もちろん、全部同じ数字の4枚1セットをエースから順番に引いていく。
「………………」
「………………」
俺がカードをめくっていくと、レティシアが俯き、イレーヌさんは手で目を抑え、天を仰いだ。
「毎回、お前を先攻にさせてただろ。お前が勝つには最初のターンで半分以上を合わせることだけ。それ以外は絶対に負ける。あと、お前が最後の4枚で引ける未来が見えないのは当たり前。こうやってすり替えてる」
俺が順番にめくっていき、最後の4枚をめくると、本当なら13のキングが4枚のはずだが、揃っていないバラバラの数字の4枚だった。
レティシアが未来視で見えるわけがない。
だって、当たる未来はないのだから。
「詐欺師め!」
顔を上げたレティシアが睨んでくる。
「金貨1枚どころじゃないリスクを与えてやったんだよ。イレーヌさんが言わなかったら30枚は稼ぐ予定だった。でも、イレーヌさんはすり替えによく気付いたね?」
イカサマを気付くとは思っていたが、すり替えに気付くとは思わなかった。
「姫様が引いた最後の4枚のカードの中にすでに引いたはずのカードがありましたので」
すげー!
よく覚えてるなー!
俺は無理。
「この人、すごいね?」
「私の騎士だから優秀に決まってるでしょ! それより、もう1回勝負よ!」
まだやんの?
「じゃあ、最後はこの金貨8枚を賭けよう。もちろん、イカサマはしない」
「いいわよ!」
また引っかかろうとするお姫様。
「…………姫様、それも詐欺師の常套句です…………絶対に最後にはなりませんし、倍々ゲームで取り返そうとして、最後にはすべてを奪われます…………」
イレーヌさんが悲しい声で止める。
「え? ……………………あんた、マジでクズね!」
「もう1回って言うのはお前だし、俺は受けるだけなんだぞ。
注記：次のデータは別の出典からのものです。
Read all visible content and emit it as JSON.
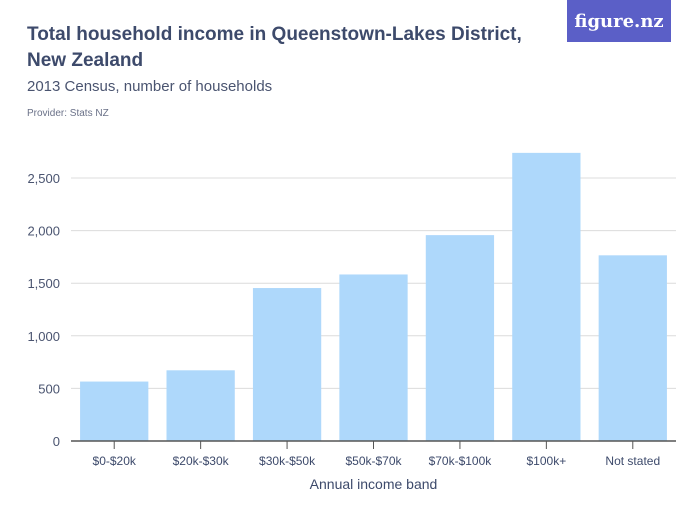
{
  "header": {
    "title": "Total household income in Queenstown-Lakes District, New Zealand",
    "subtitle": "2013 Census, number of households",
    "provider": "Provider: Stats NZ",
    "logo": "figure.nz"
  },
  "chart_data": {
    "type": "bar",
    "title": "Total household income in Queenstown-Lakes District, New Zealand",
    "subtitle": "2013 Census, number of households",
    "xlabel": "Annual income band",
    "ylabel": "",
    "categories": [
      "$0-$20k",
      "$20k-$30k",
      "$30k-$50k",
      "$50k-$70k",
      "$70k-$100k",
      "$100k+",
      "Not stated"
    ],
    "values": [
      565,
      672,
      1454,
      1583,
      1957,
      2739,
      1765
    ],
    "ylim": [
      0,
      2800
    ],
    "yticks": [
      0,
      500,
      1000,
      1500,
      2000,
      2500
    ],
    "ytick_labels": [
      "0",
      "500",
      "1,000",
      "1,500",
      "2,000",
      "2,500"
    ],
    "grid": true,
    "bar_color": "#aed8fb"
  }
}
お前が下りればいいだけだろ」
「まあ、そうかもだけど……」
「姫様、ダメです。次勝てば取り返せるという希望をちらつかせているんです。でも、絶対に勝てませんし、気付いた時は賭けるものがなくなり、すべてを失っています。これは博打で人をはめる手口なんです」
この人、詳しいな。
同業者じゃねーよな?
「でも、まだ金貨8枚だよー」
俺は悪魔の誘惑を使った。
「姫様、ダメですよ。絶対に聞いてはいけません。これ以上は金貨を賭けるのはダメです。まだ8枚は最悪な言葉です。8枚は16枚になり、32枚になる。そうやって、やればやるほど抜け出せなくなるように出来ているのです。この男、本物の霊媒師とやらかもしれませんが、それ以上に悪質な詐欺師です!」
「こんなもんは遊びなんだけどなー。上流階級の嗜みだし、皆、やってるよー」
「黙れ、詐欺師! 貴様はさっきから詐欺師の定型文しか言ってないぞ! どんだけ騙す気だ!」
うるさい保護者がいるからもう無理そうだな…………
「お前は良い騎士を持ったな」
「そうみたい…………あと、あなたのおかげで未来視が発動したわ。ありがとう」
「ん? そうなん?」
よかったじゃん。
「今からあなたはそういう手口で散々、騙してきた奥さんに怒られる」
レティシアが俺の後ろを見ている。
俺が振り向くと、そこにはトランプの罰ゲームで同じようなことを言って、散々、はめてきたヘイゼルが俺を睨んでいた。
あー…………俺の未来視は発動しなかったわ。